Talks between Abbas and his Israeli counterpart Ariel Sharon broke up Sunday without any commitment from Israel to release more Palestinian prisoners from its jails while demands for troop withdrawals from the West Bank were also shelved.
Abbas arrived Monday in Egypt, where he was expected to hold afternoon talks with President Hosni Mubarak.

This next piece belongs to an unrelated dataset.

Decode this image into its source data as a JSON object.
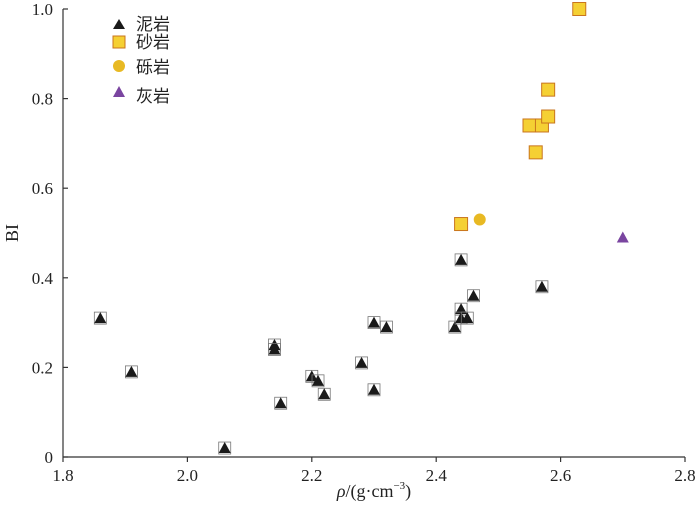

His Cairo visit was the first leg in a round of meetings which will also take him to Jordan before arriving in Washington for talks with US President George W. Bush on Friday.
Ahmed Qorei, the speaker of the Palestinian parliament, said that the White House would be urged to intervene and prevent the peace process outlined in the US-backed plan known as the roadmap from crumbling.

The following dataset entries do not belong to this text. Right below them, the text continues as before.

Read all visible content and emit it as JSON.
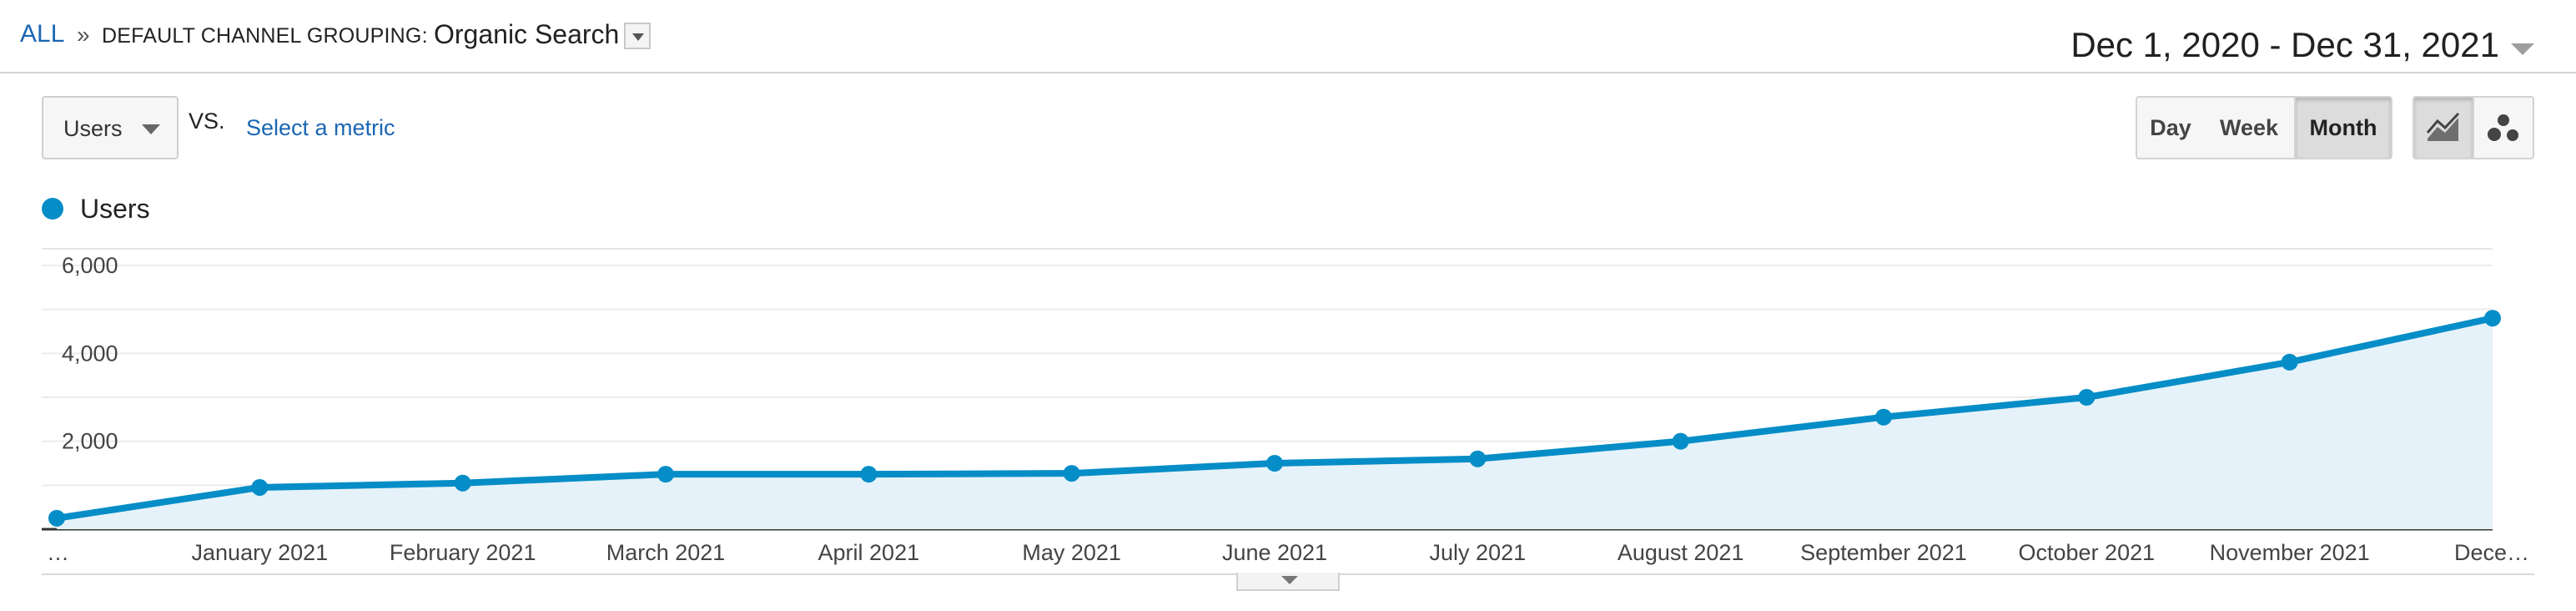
{
  "breadcrumb": {
    "all": "ALL",
    "separator": "»",
    "label": "DEFAULT CHANNEL GROUPING:",
    "value": "Organic Search"
  },
  "date_range": "Dec 1, 2020 - Dec 31, 2021",
  "controls": {
    "metric": "Users",
    "vs": "VS.",
    "select_metric": "Select a metric",
    "granularity": [
      "Day",
      "Week",
      "Month"
    ],
    "granularity_selected": "Month",
    "view_icons": [
      "line-chart-icon",
      "motion-chart-icon"
    ],
    "selected_view": "line-chart-icon"
  },
  "colors": {
    "series": "#058dc7",
    "area_fill": "#e5f2f9",
    "link": "#1a66b3"
  },
  "chart_data": {
    "type": "area",
    "series": [
      {
        "name": "Users",
        "values": [
          250,
          950,
          1050,
          1250,
          1250,
          1270,
          1500,
          1600,
          2000,
          2550,
          3000,
          3800,
          4800
        ]
      }
    ],
    "x": [
      "…",
      "January 2021",
      "February 2021",
      "March 2021",
      "April 2021",
      "May 2021",
      "June 2021",
      "July 2021",
      "August 2021",
      "September 2021",
      "October 2021",
      "November 2021",
      "Dece…"
    ],
    "y_ticks": [
      "6,000",
      "4,000",
      "2,000"
    ],
    "y_tick_values": [
      6000,
      4000,
      2000
    ],
    "ylim": [
      0,
      6000
    ],
    "grid": true,
    "legend": "top-left"
  }
}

"Israel has tried to attach conditions that we find unacceptable and we will see what the Americans have to say about that," said Qorei, who will accompany Abbas to Washington.
Palestinian information minister Nabil Amr for his part told AFP that the Palestinians would ask Bush to make a clear statement "demanding that the building of the separation fence and settlement activity be halted, and that the siege on president Arafat be lifted".

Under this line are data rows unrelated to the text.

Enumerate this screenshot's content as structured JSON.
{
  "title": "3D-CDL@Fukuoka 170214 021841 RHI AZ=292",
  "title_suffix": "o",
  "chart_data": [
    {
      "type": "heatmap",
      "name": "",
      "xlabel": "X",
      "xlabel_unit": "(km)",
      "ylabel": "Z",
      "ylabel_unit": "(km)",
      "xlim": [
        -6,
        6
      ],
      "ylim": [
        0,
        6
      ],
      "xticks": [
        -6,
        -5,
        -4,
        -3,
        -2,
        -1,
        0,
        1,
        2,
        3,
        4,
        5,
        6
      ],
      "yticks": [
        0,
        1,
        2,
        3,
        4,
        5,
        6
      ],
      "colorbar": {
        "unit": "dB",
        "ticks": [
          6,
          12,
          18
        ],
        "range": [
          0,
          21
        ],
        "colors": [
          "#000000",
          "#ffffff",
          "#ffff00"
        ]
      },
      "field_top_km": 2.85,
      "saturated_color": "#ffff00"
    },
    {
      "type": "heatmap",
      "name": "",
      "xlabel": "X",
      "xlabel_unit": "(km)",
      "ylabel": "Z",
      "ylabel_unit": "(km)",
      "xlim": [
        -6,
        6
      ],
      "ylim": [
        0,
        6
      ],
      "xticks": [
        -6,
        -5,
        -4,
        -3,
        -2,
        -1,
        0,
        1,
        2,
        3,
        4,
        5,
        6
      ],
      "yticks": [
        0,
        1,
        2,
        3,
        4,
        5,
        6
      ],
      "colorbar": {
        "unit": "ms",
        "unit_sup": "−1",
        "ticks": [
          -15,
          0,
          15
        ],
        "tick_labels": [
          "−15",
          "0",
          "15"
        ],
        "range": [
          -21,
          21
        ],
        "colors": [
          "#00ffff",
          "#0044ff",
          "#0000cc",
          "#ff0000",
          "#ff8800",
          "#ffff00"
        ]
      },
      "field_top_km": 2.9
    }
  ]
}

Palestinian analyst Ali Jerbawi predicted the US visit, Abbas' first to Washington, would be crunch time for the blueprint.
"Either the roadmap will be implemented or it won't... If the US does not push Israel, we are heading back to the vicious circle of negotiations which led to this situation," he said.
The United States is one of the co-sponsors, along with the United Nations, European Union and Russia, of the roadmap, which aims to create an independent Palestinian state by 2005.
The issue of Palestinian prisoners has proved to be the main stumbling block between the two sides, with Israel so far approving the release of just 350 of an estimated 6,000 detainees.
The Palestinians had been hoping that Sharon would give more ground on the issue at his meeting with Abbas in a bid to bolster the latter's position in the face of Palestinian critics.
But instead the two sides merely agreed to form a joint committee to discuss the issue, featuring Palestinian prisoners affairs minister Hisham Abdelrazeq and Avi Dichter, the head of Israel's Shin Beth security service.
Abdelrazeq said that Israel must accept input from the Palestinians over the names and numbers of releases and not try to dictate terms.
"If this is the intention of the Israeli government, a meeting on this subject would not make any sense," the minister told Israeli public radio.